Harry recalled the third Dementor attack and realised that the letter must have been sent last night and arrived after he'd been stunned by the aurors.

_The repetition of this serious breach of the Decree for the Reasonable Restriction of Underage Sorcery now leaves us with little choice but to forcibly detain you at the Ministry of Magic till the previously scheduled disciplinary hearing on the twelfth of August._

_With kind thoughts,_

_Mafalda Hopkirk_

_Improper Use of Magic Office_

_Ministry of Magic_

Harry stared long and hard at the letter which explained his treatment at the hands of the aurors and the room within which he currently found himself. He was obviously considered a security risk at the moment and too dangerous to be left without supervision. Opening the accompanying parcel revealed to the teenaged wizard the two broken halves of his wand. Looking at the snapped tool Harry couldn't help but think back to his visit to Ollivander's when he originally obtained the wand. Mr Ollivander had claimed that the brother of his wand had been used for great, but terrible, things and that great things were expected from him also. Did his current situation qualify as great? mused Harry.

Slipping the letter and pieces of his wand into the pocket of his oversized trousers Harry lay back on the hard bench that constituted the room's only furniture, pillowing his head in the palms of his hands. He wasn't sure how long he had lain like that, but was sure that for some of the time he had been asleep. Now somewhat more awake than he had been when he'd received the letter, Harry pondered just how his friends might be reacting to the news of his arrest and detention. If they knew. For all Harry knew, no one other than a handful at the Ministry might even know he was here.

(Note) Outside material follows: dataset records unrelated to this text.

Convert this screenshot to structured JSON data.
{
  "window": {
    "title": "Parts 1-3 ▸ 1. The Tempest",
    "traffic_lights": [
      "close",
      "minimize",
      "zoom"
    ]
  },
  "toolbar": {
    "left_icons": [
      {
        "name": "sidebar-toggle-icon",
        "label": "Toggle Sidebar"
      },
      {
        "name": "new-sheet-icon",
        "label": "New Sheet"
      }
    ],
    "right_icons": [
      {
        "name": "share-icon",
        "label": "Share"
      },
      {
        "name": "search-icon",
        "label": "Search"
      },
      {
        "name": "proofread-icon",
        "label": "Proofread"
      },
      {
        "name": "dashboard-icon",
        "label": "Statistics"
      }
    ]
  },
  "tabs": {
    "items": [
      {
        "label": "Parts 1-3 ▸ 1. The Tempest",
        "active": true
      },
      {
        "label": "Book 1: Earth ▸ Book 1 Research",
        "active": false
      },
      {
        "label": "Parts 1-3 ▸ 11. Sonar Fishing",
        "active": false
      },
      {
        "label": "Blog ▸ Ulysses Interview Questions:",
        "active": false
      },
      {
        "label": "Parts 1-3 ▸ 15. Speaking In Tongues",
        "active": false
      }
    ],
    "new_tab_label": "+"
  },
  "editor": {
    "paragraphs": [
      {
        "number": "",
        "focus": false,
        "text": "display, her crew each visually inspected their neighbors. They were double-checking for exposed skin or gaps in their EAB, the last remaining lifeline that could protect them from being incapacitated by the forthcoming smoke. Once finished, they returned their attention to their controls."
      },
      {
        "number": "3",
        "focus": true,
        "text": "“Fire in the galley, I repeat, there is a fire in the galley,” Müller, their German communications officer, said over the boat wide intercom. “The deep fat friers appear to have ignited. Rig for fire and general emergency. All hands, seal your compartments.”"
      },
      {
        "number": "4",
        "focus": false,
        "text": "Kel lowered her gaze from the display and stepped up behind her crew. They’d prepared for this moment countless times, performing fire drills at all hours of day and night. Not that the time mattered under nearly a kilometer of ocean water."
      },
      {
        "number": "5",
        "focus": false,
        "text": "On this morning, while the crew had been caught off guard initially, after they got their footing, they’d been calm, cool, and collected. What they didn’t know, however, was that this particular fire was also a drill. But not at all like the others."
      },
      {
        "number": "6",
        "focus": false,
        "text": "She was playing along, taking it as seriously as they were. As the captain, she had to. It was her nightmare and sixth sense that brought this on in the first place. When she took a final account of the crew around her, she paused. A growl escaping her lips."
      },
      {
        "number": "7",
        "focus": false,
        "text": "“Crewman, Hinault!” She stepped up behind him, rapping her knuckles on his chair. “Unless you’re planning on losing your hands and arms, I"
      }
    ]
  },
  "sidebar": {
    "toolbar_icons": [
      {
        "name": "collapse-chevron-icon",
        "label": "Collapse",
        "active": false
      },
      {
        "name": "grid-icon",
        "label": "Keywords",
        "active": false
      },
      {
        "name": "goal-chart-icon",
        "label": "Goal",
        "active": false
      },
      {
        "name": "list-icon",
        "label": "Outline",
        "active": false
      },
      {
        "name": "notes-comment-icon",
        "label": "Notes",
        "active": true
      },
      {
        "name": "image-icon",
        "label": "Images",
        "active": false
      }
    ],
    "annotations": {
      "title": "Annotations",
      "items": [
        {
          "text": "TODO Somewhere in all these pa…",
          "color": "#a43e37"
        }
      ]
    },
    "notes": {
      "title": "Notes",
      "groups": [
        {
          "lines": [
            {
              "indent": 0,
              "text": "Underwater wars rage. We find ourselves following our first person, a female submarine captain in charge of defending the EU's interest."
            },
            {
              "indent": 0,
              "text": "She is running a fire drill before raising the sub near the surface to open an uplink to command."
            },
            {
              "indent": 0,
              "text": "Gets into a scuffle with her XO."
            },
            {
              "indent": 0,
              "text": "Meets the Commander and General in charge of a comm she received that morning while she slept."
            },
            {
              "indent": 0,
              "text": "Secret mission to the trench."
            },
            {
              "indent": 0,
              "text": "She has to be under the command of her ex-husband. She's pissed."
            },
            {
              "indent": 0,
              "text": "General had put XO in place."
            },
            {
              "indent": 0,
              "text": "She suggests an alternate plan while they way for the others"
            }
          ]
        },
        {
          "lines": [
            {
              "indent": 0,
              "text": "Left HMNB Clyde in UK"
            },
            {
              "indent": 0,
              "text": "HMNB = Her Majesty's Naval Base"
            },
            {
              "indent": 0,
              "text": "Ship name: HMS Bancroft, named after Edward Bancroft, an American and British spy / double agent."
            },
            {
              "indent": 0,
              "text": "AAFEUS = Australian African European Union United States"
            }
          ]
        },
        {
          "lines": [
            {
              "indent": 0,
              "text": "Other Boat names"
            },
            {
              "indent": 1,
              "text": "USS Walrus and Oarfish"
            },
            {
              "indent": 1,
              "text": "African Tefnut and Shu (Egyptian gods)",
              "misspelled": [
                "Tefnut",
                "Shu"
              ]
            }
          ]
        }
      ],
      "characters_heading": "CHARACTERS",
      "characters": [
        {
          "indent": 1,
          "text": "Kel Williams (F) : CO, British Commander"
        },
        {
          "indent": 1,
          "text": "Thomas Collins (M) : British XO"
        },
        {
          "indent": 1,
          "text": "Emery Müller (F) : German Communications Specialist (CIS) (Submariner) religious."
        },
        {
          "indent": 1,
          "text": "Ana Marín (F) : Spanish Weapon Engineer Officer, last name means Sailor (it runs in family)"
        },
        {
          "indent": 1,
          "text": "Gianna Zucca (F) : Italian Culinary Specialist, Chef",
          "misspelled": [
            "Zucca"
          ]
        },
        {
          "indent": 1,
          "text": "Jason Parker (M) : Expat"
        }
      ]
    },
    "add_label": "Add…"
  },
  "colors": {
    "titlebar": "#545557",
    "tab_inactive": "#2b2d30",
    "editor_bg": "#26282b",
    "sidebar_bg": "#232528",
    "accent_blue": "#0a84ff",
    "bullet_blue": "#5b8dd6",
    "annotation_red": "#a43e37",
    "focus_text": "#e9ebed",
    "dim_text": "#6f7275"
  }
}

After another lengthy wait of nothing but looking at wall, something Harry had no issue with thanks to his many periods of captivity under the guardianship of the Dursleys, the monotony was broken by the arrival of not only a very basic meal which Harry assumed passed for breakfast, but also the arrival of Cornelius Fudge who was current Minister of Magic.

Accompanying the Minister was a larger, squat woman whom Harry could only assume was the magical offspring of a human and a toad. Her pink cardigan did her no favoured either as far as Harry's limited dress sense could tell. Behind the pair was Percy Weasley, which told Harry that if the Weasley's didn't already know of his predicament then they soon would, clutching a notepad and quill and wearing a serious look on his face.

"This is no good," began Fudge as Harry sat up to look at his guests. "I don't think there is much I can do for you in the light of your repeated defiance of wizarding law, Harry, or your blatant attention seeking behaviour in asserting the ridiculous notion that He-Who-Must-Not-Be-Named has somehow returned from beyond the grave."

Harry stared at Fudge in amazed disbelief at this last statement, unable to quite grasp that the Minister was still clinging to the idea that Voldemort had indeed returned. His brain kicked into high gear and his finally realised why the Daily Prophet had made no mention of Voldemort's return in June, or of the Death Eaters that had returned to his service.

"But he has returned," protested Harry, his mouth not quite up to speed with his brain.

"Hem, hem," interrupted the large woman to Fudge's left.

"Ah, yes!" cried Fudge. "Now, Harry, this is Delores Umbridge, my Under-secretary, and I understand you already know Mr Weatherby."

Percy did well to hide any irritation he might hold towards his new boss over the error of his name, keeping himself to a polite, but distant, nod.

"As I way saying," went on the Minister, "Aside from your lies at the end of the Tri Wizard Championship, you have to face the charge of repeated violations of the underage magic decree. As such, you face expulsion from Hogwarts should the tribunal decide against you. I know that may seem like an extreme reaction, Harry, but we can't let your behaviour corrupt that of the other students you see."

"I think it best," added Umbridge in her sickly sweet tones, "that we leave you now to think about your misadventures. I am afraid that in order to safeguard your trial from potential outside manipulation by powerful wizards, that you will not be allowed visitors other than Minister of myself until after the hearing."

The three began to leave, Percy pausing only long enough to hand Harry a sheet that outlined his arrest and incarceration and the reasons for such action. Harry wanted to protest that it was over-the-top and extreme, but since he had little knowledge of wizarding law he didn't see the point in trying to argue at this stage. He could only hope that someone like Mr Weasley would be able to help him somehow.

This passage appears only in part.